In [1]:
import pathlib
import pandas as pd
import MeCab
import sqlite3

In [2]:
# https://github.com/neologd/mecab-ipadic-neologd/wiki/Regexp
# encoding: utf8
from __future__ import unicode_literals
import re
import unicodedata

def remove_speaker(s):
    sep = " "
    s1 = s.split(sep)[0]
    s2 = sep.join(s.split(sep)[1:])
    if "委員長" in s1 or "議長" in s1:
        return ""
    return s2

def unicode_normalize(cls, s):
    pt = re.compile('([{}]+)'.format(cls))

    def norm(c):
        return unicodedata.normalize('NFKC', c) if pt.match(c) else c

    s = ''.join(norm(x) for x in re.split(pt, s))
    s = re.sub('－', '-', s)
    return s

def remove_extra_spaces(s):
    s = re.sub('[ 　]+', ' ', s)
    blocks = ''.join(('\u4E00-\u9FFF',  # CJK UNIFIED IDEOGRAPHS
                      '\u3040-\u309F',  # HIRAGANA
                      '\u30A0-\u30FF',  # KATAKANA
                      '\u3000-\u303F',  # CJK SYMBOLS AND PUNCTUATION
                      '\uFF00-\uFFEF'   # HALFWIDTH AND FULLWIDTH FORMS
                      ))
    basic_latin = '\u0000-\u007F'

    def remove_space_between(cls1, cls2, s):
        p = re.compile('([{}]) ([{}])'.format(cls1, cls2))
        while p.search(s):
            s = p.sub(r'\1\2', s)
        return s

    s = remove_space_between(blocks, blocks, s)
    s = remove_space_between(blocks, basic_latin, s)
    s = remove_space_between(basic_latin, blocks, s)
    return s

def normalize_neologd(s):
    s = remove_speaker(s)
    s = s.strip()
    s = unicode_normalize('０-９Ａ-Ｚａ-ｚ｡-ﾟ', s)

    def maketrans(f, t):
        return {ord(x): ord(y) for x, y in zip(f, t)}

    s = re.sub('[˗֊‐‑‒–⁃⁻₋−]+', '-', s)  # normalize hyphens
    s = re.sub('[﹣－ｰ—―─━ー]+', 'ー', s)  # normalize choonpus
    s = re.sub('[~∼∾〜〰～]', '', s)  # remove tildes
    s = s.translate(
        maketrans('!"#$%&\'()*+,-./:;<=>?@[¥]^_`{|}~｡､･｢｣',
              '！”＃＄％＆’（）＊＋，－．／：；＜＝＞？＠［￥］＾＿｀｛｜｝〜。、・「」'))

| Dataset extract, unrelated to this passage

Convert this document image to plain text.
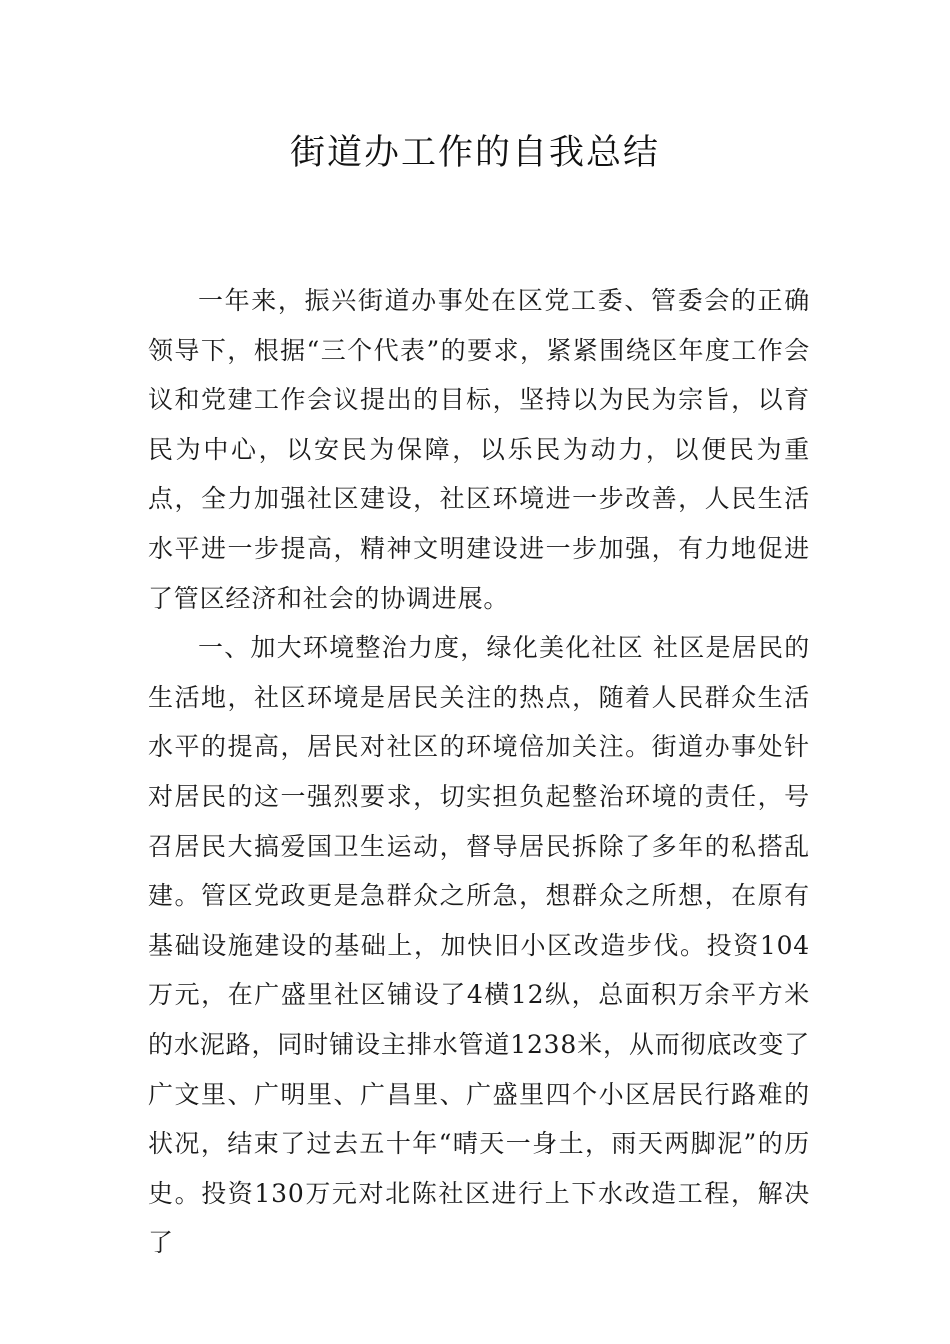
街道办工作的自我总结

一年来，振兴街道办事处在区党工委、管委会的正确领导下，根据“三个代表”的要求，紧紧围绕区年度工作会议和党建工作会议提出的目标，坚持以为民为宗旨，以育民为中心，以安民为保障，以乐民为动力，以便民为重点，全力加强社区建设，社区环境进一步改善，人民生活水平进一步提高，精神文明建设进一步加强，有力地促进了管区经济和社会的协调进展。

一、加大环境整治力度，绿化美化社区 社区是居民的生活地，社区环境是居民关注的热点，随着人民群众生活水平的提高，居民对社区的环境倍加关注。街道办事处针对居民的这一强烈要求，切实担负起整治环境的责任，号召居民大搞爱国卫生运动，督导居民拆除了多年的私搭乱建。管区党政更是急群众之所急，想群众之所想，在原有基础设施建设的基础上，加快旧小区改造步伐。投资104万元，在广盛里社区铺设了4横12纵，总面积万余平方米的水泥路，同时铺设主排水管道1238米，从而彻底改变了广文里、广明里、广昌里、广盛里四个小区居民行路难的状况，结束了过去五十年“晴天一身土，雨天两脚泥”的历史。投资130万元对北陈社区进行上下水改造工程，解决了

    s = remove_extra_spaces(s)
    s = unicode_normalize('！”＃＄％＆’（）＊＋，－．／：；＜＞？＠［￥］＾＿｀｛｜｝〜', s)  # keep ＝,・,「,」
    s = re.sub('[’]', '\'', s)
    s = re.sub('[”]', '"', s)
    return s

In [3]:
def wakati(df, stop_words, speakers):
    text = df["発言内容"].apply(normalize_neologd)
    mecab = MeCab.Tagger('-d /Users/ayakowatanabe/opt/anaconda3/lib/mecab/dic/mecab-ipadic-neologd')
    mecab_text = [mecab.parse(t).strip() for t in text]

    all = []
    for line in mecab_text:
        morphemes = []
        
        cols = line.split('\n')
        for col in cols:
            c = col.split('\t')
            if(len(c) < 2):
                continue
            res_cols = c[1].split(',')

            morpheme = {
                'surface': c[0],
                'pos': res_cols[0],
                'pos1': res_cols[1],
                'pos2' : res_cols[2],
                'base': res_cols[6]
            }
            morphemes.append(morpheme)
        all.append(morphemes)
    # https://qiita.com/8_hisakichi_8/items/d6894803d2ebabf3d33b
    word_lst = []
    for line in all:
        each_row = []
        for morphemes in line:
            if morphemes['pos'] == '名詞':
                if not morphemes['surface'] in stop_words and not morphemes['surface'] in speakers and not any([morphemes["pos1"] in ["非自立","代名詞","数","副詞可能","接尾"]]) and morphemes["pos2"] != "人名":
                    each_row.append(morphemes['surface'])
        s = ' '.join(each_row)
        word_lst.append(s)
    return word_lst

In [4]:
#  https://aidemy.net/magazine/688/
def sloth():
    import urllib3
    from bs4 import BeautifulSoup

    slothlib_path = 'http://svn.sourceforge.jp/svnroot/slothlib/CSharp/Version1/SlothLib/NLP/Filter/StopWord/word/Japanese.txt'
    http = urllib3.PoolManager()
    #↑urlib3系のおまじない
    slothlib_file =http.request('GET',slothlib_path)
    soup=BeautifulSoup(slothlib_file.data,'lxml')
    soup=str(soup).split()#soupは文字列じゃないので注意
    return soup

In [5]:
def insert_sql(df):
    conn = sqlite3.connect('speech.db') 
    c = conn.cursor()
    df.to_sql('speech', con=conn, if_exists='append', index=None)

In [6]:
STOPWORDS = sloth()

In [11]:
for path in range(2002, 2023):
    csv_path = pathlib.Path(str(path))
    file_lst = sorted([str(path) for path in csv_path.glob('*.csv')])
    for file in file_lst:
        df = pd.read_csv(file, encoding= 'utf-8')
        speakers = [speaker for speaker in df["発言者名"]]
        word_lst = wakati(df, STOPWORDS, speakers)
        df["発言内容"] = pd.Series(word_lst)
        df = df[df["発言者肩書き"].isnull()]
        df = df[df["発言者名"] != "会議録情報"]
        df = df[df["発言内容"] != '']
        df = df[["発言ID", "院名", "会議名", "号数", "日付", "発言者名", "発言者所属会派","発言内容"]]
        df = df.rename(columns={"発言ID": "id", "院名": "house", "会議名": "committee", "号数": "vol", "日付": "speech_date", \
            "発言者名": "speaker", "発言者所属会派": "party", "発言内容": "speech"})
        insert_sql(df)

  df["発言内容"] = pd.Series(word_lst)
  df["発言内容"] = pd.Series(word_lst)